Slavery and Western Expansion OBJECTIVE: TO UNDERSTAND HOW WESTWARD EXPANSION LED TO A DEBATE ABOUT SLAVERY. The Impact of the War with Mexico
The war with Mexico led to the issue whether slavery should be allowed to spread westward.
The Wilmot Proviso proposed that slavery should be forbidden in any territory gained from Mexico.
Senator Lewis Cass proposed that citizens of each territory should be allowed to decide for themselves on slavery. This was called popular sovereignty.
Whig candidate Zachery Taylor avoided the issue of slavery and won a narrow victory over Democratic nominee Lewis Cass and Free Soil party Martin Van Buren. Congress Struggles for a Compromise
James Marshall discovered gold in Sacramento in January 1848. By the end of 1849, nearly 80,000 “Forty-Niners” had arrived in California. Californians decided to seek statehood because the gold rush led to chaos and violence. Henry Clay came up with a compromise that allowed California to become a free state but allowed slavery in the rest of the Mexican succession. It also outlawed the slave trade in the District of Columbia but not slavery itself. Congress passed the Compromise of 1850, which included part of Clay’s original compromise. The Fugitive Slave Act
Part of the compromise was the Fugitive Slave Act, which allowed any slaveholder to point out alleged runaways to have them taken into custody.
Federal officials had a financial incentive to rule in favor of slaveholders.
The Fugitive Slave Act required federal marshals to assist slavecatchers.
Northerners risked heavy fines and prison terms to assist runaway slaves. The Underground Railroad and Uncle Tom’s Cabin
The Underground Railroad was a well organized network of abolitionists who helped thousands of enslaved persons flee north.
Conductors such as Harriet Tubman, transported runaways in secret, gave them food and shelter and saw them to freedom.
Harriet Beecher Stowe wrote Uncle Tom’s Cabin in 1851.
The book depicted the horrors of slavery and sold over 300,000 copies.
This led to passionate antislavery sentiment in the North and is considered by many historians to be a cause of the Civil War. New Territorial Troubles
The transcontinental railroad (one that would cross the whole country) would reduce the journey to four days and promote further growth in the territories.
Mexico agreed to sell the Gadsden purchase which southerners wanted to use the land for part of the railroad.

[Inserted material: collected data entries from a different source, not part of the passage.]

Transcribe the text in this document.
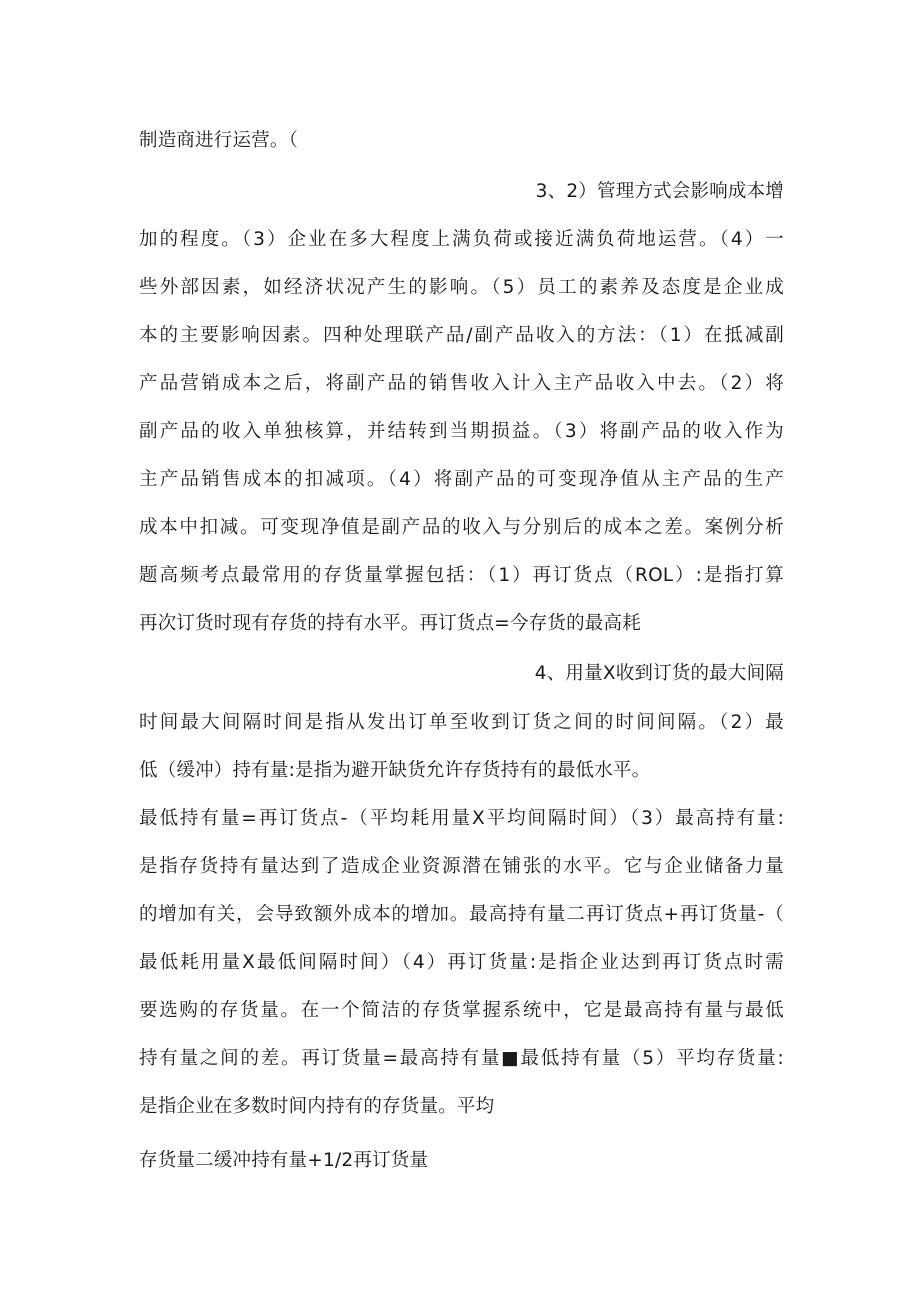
制造商进行运营。（
3、2）管理方式会影响成本增
加的程度。（3）企业在多大程度上满负荷或接近满负荷地运营。（4）一
些外部因素，如经济状况产生的影响。（5）员工的素养及态度是企业成
本的主要影响因素。四种处理联产品/副产品收入的方法：（1）在抵减副
产品营销成本之后，将副产品的销售收入计入主产品收入中去。（2）将
副产品的收入单独核算，并结转到当期损益。（3）将副产品的收入作为
主产品销售成本的扣减项。（4）将副产品的可变现净值从主产品的生产
成本中扣减。可变现净值是副产品的收入与分别后的成本之差。案例分析
题高频考点最常用的存货量掌握包括：（1）再订货点（ROL）:是指打算
再次订货时现有存货的持有水平。再订货点=今存货的最高耗
4、用量X收到订货的最大间隔
时间最大间隔时间是指从发出订单至收到订货之间的时间间隔。（2）最
低（缓冲）持有量:是指为避开缺货允许存货持有的最低水平。
最低持有量=再订货点-（平均耗用量X平均间隔时间）（3）最高持有量:
是指存货持有量达到了造成企业资源潜在铺张的水平。它与企业储备力量
的增加有关，会导致额外成本的增加。最高持有量二再订货点+再订货量-（
最低耗用量X最低间隔时间）（4）再订货量:是指企业达到再订货点时需
要选购的存货量。在一个简洁的存货掌握系统中，它是最高持有量与最低
持有量之间的差。再订货量=最高持有量■最低持有量（5）平均存货量:
是指企业在多数时间内持有的存货量。平均
存货量二缓冲持有量+1/2再订货量
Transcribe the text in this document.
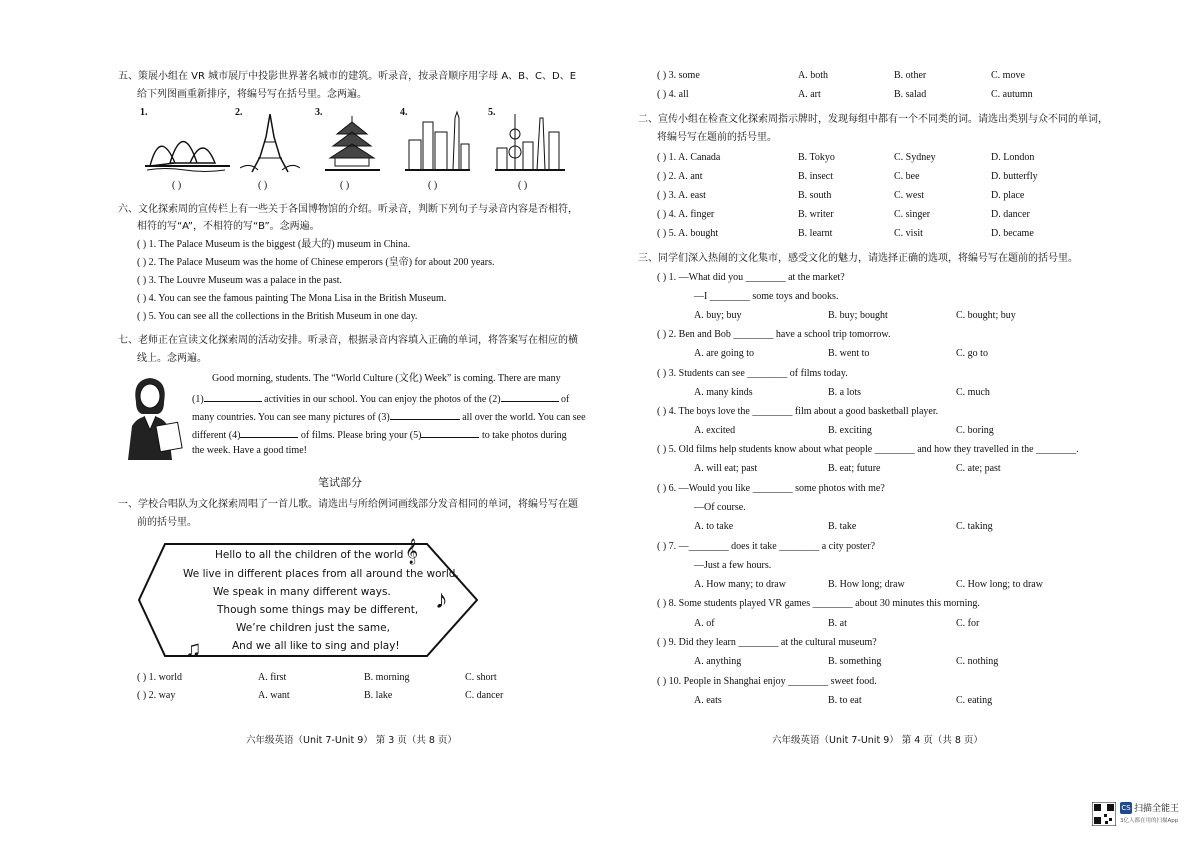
五、策展小组在 VR 城市展厅中投影世界著名城市的建筑。听录音，按录音顺序用字母 A、B、C、D、E
给下列图画重新排序，将编号写在括号里。念两遍。
1.	2.	3.	4.	5.
( )	( )	( )	( )	( )
六、文化探索周的宣传栏上有一些关于各国博物馆的介绍。听录音，判断下列句子与录音内容是否相符，
相符的写“A”，不相符的写“B”。念两遍。
( ) 1. The Palace Museum is the biggest (最大的) museum in China.
( ) 2. The Palace Museum was the home of Chinese emperors (皇帝) for about 200 years.
( ) 3. The Louvre Museum was a palace in the past.
( ) 4. You can see the famous painting The Mona Lisa in the British Museum.
( ) 5. You can see all the collections in the British Museum in one day.
七、老师正在宣读文化探索周的活动安排。听录音，根据录音内容填入正确的单词，将答案写在相应的横
线上。念两遍。
Good morning, students. The “World Culture (文化) Week” is coming. There are many
(1)	activities in our school. You can enjoy the photos of the (2)	of
many countries. You can see many pictures of (3)	all over the world. You can see
different (4)	of films. Please bring your (5)	to take photos during
the week. Have a good time!
笔试部分
一、学校合唱队为文化探索周唱了一首儿歌。请选出与所给例词画线部分发音相同的单词，将编号写在题
前的括号里。
𝄞
♪
♫
Hello to all the children of the world
We live in different places from all around the world,
We speak in many different ways.
Though some things may be different,
We’re children just the same,
And we all like to sing and play!
( ) 1. world	A. first	B. morning	C. short
( ) 2. way	A. want	B. lake	C. dancer
六年级英语（Unit 7-Unit 9） 第 3 页（共 8 页）
( ) 3. some	A. both	B. other	C. move
( ) 4. all	A. art	B. salad	C. autumn
二、宣传小组在检查文化探索周指示牌时，发现每组中都有一个不同类的词。请选出类别与众不同的单词，
将编号写在题前的括号里。
( ) 1. A. Canada	B. Tokyo	C. Sydney	D. London
( ) 2. A. ant	B. insect	C. bee	D. butterfly
( ) 3. A. east	B. south	C. west	D. place
( ) 4. A. finger	B. writer	C. singer	D. dancer
( ) 5. A. bought	B. learnt	C. visit	D. became
三、同学们深入热闹的文化集市，感受文化的魅力，请选择正确的选项，将编号写在题前的括号里。
( ) 1. —What did you ________ at the market?
—I ________ some toys and books.
A. buy; buy	B. buy; bought	C. bought; buy
( ) 2. Ben and Bob ________ have a school trip tomorrow.
A. are going to	B. went to	C. go to
( ) 3. Students can see ________ of films today.
A. many kinds	B. a lots	C. much
( ) 4. The boys love the ________ film about a good basketball player.
A. excited	B. exciting	C. boring
( ) 5. Old films help students know about what people ________ and how they travelled in the ________.
A. will eat; past	B. eat; future	C. ate; past
( ) 6. —Would you like ________ some photos with me?
—Of course.
A. to take	B. take	C. taking
( ) 7. —________ does it take ________ a city poster?
—Just a few hours.
A. How many; to draw	B. How long; draw	C. How long; to draw
( ) 8. Some students played VR games ________ about 30 minutes this morning.
A. of	B. at	C. for
( ) 9. Did they learn ________ at the cultural museum?
A. anything	B. something	C. nothing
( ) 10. People in Shanghai enjoy ________ sweet food.
A. eats	B. to eat	C. eating
六年级英语（Unit 7-Unit 9） 第 4 页（共 8 页）
CS 扫描全能王
3亿人都在用的扫描App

Stephen Douglass pushed for the railroad to start at Chicago and go through the Nebraska Territory.
He proposed that the Nebraska Territory be split into two territories (Nebraska and Kansas), and that these territories exercise popular sovereignty on slavery. Bleeding Kansas
Thousands of Northerners migrated to Kansas territory to try and outlaw slavery.
This led to Missourians crossing the border to vote illegally.
This led to Kansas having two governments.
Tensions rose as Missourians crossed over and attacked the town of Lawrence, which was a stronghold of antislavery settlers.
This Photo by Unknown Author is licensed under CC BY Caning of Charles Sumner
Massachusetts senator Charles Sumner accused pro-slavery senators of forcing Kansas to become a slave state.
This led Representative Preston Brooks to beat the senator with a cane, leaving Sumner severely injured.